Je poursuis mes explications :

– Il est probablement tombé de la falaise le soir où vous avez été agressés. Je suis désolé…

– Non ! Etienne !!!

Julie Bozec hurle son désespoir.

Nous entendons un bruit sourd provenant du couloir. Je reprends mon interrogatoire.

– Je vous repose la question Madame Bozec. Pensez-vous que quelqu’un pourrait vous en vouloir ?

– Non !!! Je ne sais pas ! C’est peut-être ce connard de Christophe !

– Qui est-ce ? demande Costa.

– Notre voisin du dessous ! Il ne supporte aucun bruit. Il nous a menacés la semaine dernière ! C’est impossible, il n’a pas pu faire ça… C’est incompréhensible… Il est où Etienne ?

– A l’institut médico-légal, au sous-sol de l’hôpital.

– Je veux le voir !

– Vous devez l’identifier… D’où vient cette passion pour les araignées ?
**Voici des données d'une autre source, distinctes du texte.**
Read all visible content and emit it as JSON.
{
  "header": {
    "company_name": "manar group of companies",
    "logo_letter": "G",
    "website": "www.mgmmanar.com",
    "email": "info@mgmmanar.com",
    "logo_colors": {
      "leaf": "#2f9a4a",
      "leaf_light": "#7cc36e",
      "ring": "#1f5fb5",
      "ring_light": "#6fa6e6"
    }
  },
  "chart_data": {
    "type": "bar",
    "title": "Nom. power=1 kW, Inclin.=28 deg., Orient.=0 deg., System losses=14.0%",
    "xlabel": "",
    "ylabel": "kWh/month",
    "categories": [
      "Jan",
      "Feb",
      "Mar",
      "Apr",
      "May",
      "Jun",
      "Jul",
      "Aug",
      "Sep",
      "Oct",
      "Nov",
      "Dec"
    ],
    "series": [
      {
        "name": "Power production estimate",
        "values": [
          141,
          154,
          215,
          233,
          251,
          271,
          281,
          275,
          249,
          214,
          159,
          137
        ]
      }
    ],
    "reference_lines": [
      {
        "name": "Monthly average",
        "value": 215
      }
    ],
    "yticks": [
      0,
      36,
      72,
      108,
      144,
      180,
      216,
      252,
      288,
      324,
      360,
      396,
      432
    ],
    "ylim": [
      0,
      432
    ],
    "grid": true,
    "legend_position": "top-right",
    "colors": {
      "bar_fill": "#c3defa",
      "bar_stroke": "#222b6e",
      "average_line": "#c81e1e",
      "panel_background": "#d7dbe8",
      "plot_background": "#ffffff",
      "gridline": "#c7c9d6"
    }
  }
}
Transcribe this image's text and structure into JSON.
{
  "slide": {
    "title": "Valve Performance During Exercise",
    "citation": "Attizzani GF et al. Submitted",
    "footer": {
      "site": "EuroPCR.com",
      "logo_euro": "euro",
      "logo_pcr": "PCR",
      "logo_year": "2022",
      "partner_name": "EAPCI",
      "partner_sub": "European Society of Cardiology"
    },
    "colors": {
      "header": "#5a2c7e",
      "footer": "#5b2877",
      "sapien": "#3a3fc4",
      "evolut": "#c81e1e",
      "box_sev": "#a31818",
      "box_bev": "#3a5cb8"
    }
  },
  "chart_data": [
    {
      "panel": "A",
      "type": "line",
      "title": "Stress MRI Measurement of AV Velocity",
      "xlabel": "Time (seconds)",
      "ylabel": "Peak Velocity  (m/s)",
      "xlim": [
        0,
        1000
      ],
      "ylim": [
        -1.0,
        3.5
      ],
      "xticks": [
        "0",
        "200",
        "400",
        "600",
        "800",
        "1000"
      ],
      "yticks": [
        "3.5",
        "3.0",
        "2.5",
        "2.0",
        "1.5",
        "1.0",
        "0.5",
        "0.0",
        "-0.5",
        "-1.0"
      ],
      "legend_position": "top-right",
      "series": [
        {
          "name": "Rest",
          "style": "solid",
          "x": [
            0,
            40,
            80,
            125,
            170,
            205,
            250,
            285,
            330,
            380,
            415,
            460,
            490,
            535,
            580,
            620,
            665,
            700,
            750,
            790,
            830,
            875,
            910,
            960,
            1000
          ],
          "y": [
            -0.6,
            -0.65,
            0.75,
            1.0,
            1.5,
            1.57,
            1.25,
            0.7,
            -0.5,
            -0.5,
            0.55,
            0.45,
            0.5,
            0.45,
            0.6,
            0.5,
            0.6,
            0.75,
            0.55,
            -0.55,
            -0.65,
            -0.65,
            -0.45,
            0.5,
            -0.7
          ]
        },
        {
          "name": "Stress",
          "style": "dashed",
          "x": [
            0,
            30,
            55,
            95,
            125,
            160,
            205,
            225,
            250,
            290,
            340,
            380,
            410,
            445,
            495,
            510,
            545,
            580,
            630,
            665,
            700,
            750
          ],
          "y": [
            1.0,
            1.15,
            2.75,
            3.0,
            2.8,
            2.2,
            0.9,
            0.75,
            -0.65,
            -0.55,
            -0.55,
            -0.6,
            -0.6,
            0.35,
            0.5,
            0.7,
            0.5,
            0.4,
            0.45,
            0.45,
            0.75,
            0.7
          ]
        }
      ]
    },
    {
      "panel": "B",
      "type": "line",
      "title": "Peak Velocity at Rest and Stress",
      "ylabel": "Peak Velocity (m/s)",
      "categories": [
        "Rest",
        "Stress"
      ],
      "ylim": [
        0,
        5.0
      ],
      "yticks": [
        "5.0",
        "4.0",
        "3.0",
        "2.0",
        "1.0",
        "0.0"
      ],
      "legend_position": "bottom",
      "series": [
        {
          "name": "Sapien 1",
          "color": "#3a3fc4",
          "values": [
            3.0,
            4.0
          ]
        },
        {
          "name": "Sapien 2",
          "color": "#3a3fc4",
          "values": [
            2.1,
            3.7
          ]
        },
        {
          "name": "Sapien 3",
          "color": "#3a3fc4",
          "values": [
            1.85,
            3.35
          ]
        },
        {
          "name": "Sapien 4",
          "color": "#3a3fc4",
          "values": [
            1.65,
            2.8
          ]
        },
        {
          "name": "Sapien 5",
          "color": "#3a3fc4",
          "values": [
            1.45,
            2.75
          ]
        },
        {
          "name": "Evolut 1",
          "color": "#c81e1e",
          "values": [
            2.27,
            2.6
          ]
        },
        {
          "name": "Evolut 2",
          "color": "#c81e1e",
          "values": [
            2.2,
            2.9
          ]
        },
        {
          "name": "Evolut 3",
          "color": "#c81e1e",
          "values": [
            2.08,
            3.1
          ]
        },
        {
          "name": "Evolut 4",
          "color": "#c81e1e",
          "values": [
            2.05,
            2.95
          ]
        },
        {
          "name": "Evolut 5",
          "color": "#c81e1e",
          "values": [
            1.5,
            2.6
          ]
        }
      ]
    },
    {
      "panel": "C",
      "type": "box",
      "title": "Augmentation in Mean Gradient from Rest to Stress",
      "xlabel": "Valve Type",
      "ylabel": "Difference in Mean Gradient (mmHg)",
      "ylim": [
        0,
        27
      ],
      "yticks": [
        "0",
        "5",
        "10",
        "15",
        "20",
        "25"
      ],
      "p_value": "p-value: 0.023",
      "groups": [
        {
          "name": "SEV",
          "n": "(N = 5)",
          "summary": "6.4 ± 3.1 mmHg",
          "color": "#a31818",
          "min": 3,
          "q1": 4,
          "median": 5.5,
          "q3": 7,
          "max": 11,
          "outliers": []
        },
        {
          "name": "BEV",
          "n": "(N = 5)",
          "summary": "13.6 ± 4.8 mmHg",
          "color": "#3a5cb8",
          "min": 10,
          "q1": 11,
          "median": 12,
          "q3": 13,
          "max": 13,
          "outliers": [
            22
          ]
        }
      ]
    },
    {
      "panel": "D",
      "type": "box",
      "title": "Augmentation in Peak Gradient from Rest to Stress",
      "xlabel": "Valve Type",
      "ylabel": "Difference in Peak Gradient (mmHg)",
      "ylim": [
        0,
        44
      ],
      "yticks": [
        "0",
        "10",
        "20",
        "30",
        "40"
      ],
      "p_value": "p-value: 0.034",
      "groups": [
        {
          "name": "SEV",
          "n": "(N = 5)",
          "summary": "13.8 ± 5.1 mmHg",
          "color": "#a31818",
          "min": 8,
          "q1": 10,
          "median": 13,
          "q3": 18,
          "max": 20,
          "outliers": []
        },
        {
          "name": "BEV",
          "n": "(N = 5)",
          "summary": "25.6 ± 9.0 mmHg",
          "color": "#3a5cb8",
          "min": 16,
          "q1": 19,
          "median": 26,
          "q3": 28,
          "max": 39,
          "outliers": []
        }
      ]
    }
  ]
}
– C’est Etienne… Quand je l’ai rencontré, il possédait déjà des araignées. Il m’a transmis sa passion. Je me suis fait tatouer une veuve noire sur l’épaule, il y a deux mois. Etienne est aussi tatoué.

– Oui, nous savons, répond Costa. Comment vous êtes-vous rencontrés ?

– Au festival des Vieilles Charrues, il y a un an… Etienne était avec un pote du boulot et moi avec ma meilleure amie.

– Comment s’appelle vos amis ?

– Martine et Marius Kermoran.

–…

– Oui, ils se sont mariés depuis… Laissez-moi maintenant… Je vous en prie.

– Vous avez de la famille, madame Bozec ? demande Costa.

–…

Je tire Costa par la manche et nous sortons de la chambre.

Dans le couloir, deux infirmières s’occupent du jeune policier qui semble inconscient.

Costa s’adresse aux deux jeunes femmes :

– Que lui est-il arrivé, au p’tit jeune ?

– Malaise vagal certainement, monsieur.

Nous ne pouvons pas nous empêcher de sourire sous les regards réprobateurs des personnels de santé.

– Nous sommes des monstres, Costa ! Ce métier nous pervertit…

– Nous sommes des chasseurs, Taran. Dehors, il y a un gars dangereux qui guette ses proies… Il faut des mecs comme nous pour arrêter ce genre de type…

– Tu as raison… Tu vas voir le voisin du couple, et moi je vais rendre une visite au couple d’amis. On se voit en fin d’après-midi pour faire le point avec Léa. Prends la voiture, je vais marcher un peu et prendre un taxi.

En partant, je pense à Tifenn… Je l’imagine à son bureau écrivant son dernier roman…

Elle écrivait une nouvelle histoire en même temps qu’elle faisait la promotion de son livre… Je me rends compte qu’elle ne m’avait pas fait le pitch de son projet. Ses épreuves doivent être encore dans son ordinateur. Je regarderai un jour… Je sors une Peter Stuyvesant. Je l’allume. Je tire longuement sur la cigarette. Son extrémité crépite tel un volcan en activité. Je ressens immédiatement les bienfaits de la nicotine.